In summary, EBV-associated hepatitis in immunosuppressed patients encompasses a very wide clinicopathological spectrum. Examination of some biopsies reveals only a mild nonspecific hepatitis, whereas other specimens show dense portal and sinusoidal infiltrates with large atypical mononuclear cells. Massive panlobular necrosis can also occur, as has been reported in sporadic fatal infectious mononucleosis (2). The ultimate clinical outcome (Fig. 12) in most cases is a resolution in response to reduced immunosuppression, but there is a tendency to the occurrence of recurrent viral syndromes and occasional progression to posttransplant lymphoproiiferative disorders.
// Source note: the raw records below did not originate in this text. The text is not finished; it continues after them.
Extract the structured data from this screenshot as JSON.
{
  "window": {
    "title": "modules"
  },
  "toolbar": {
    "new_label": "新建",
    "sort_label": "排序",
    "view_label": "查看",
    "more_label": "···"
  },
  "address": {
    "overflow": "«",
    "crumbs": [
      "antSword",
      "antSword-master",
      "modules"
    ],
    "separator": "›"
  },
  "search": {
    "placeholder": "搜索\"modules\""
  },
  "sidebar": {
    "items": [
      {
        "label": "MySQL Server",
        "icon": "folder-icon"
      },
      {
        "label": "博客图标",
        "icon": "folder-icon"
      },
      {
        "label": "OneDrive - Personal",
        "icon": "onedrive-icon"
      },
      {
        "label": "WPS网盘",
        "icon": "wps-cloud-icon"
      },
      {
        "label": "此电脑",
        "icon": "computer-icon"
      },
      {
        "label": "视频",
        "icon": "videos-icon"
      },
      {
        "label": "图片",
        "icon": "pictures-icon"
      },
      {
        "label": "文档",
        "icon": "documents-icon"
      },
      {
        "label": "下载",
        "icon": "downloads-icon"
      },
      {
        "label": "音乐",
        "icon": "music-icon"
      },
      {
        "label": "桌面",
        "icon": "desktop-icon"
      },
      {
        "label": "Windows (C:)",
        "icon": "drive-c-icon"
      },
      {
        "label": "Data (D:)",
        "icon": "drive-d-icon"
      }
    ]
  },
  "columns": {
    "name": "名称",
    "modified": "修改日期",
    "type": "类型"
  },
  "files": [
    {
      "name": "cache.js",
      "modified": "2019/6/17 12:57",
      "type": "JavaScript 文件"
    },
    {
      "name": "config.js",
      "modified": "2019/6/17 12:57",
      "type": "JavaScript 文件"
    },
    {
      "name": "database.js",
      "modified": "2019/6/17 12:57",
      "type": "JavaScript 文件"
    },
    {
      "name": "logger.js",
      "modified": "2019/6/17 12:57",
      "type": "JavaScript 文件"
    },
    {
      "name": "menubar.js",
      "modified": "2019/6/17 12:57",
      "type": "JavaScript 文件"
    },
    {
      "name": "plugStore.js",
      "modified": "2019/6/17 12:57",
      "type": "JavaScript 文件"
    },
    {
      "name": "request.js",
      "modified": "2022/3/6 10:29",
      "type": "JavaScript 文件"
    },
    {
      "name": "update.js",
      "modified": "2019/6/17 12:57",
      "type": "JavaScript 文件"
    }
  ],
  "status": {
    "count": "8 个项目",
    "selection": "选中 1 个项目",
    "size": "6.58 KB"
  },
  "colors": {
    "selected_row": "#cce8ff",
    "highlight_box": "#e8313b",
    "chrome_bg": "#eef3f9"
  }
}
We thank Dr. Ron Jaffe for critically reviewing the manuscript and Mary Ann Mient for typing the manuscript.
Note added in proof. Attempts to demonstrate EBV genomes within the lesions using the EBV pathogene kit were unsuccessful, and exhausted the entire tissue embedded in the paraffin blocks of these cases. In situ hybridization studies performed on an additional case by Dr. Lawrence Weiss, City of Hope National Medical Center, Duarte, CA, demonstrated EBV nuclei acids within the lymphoid infiltrates in portal and sinusoidal locations (Fig. 13).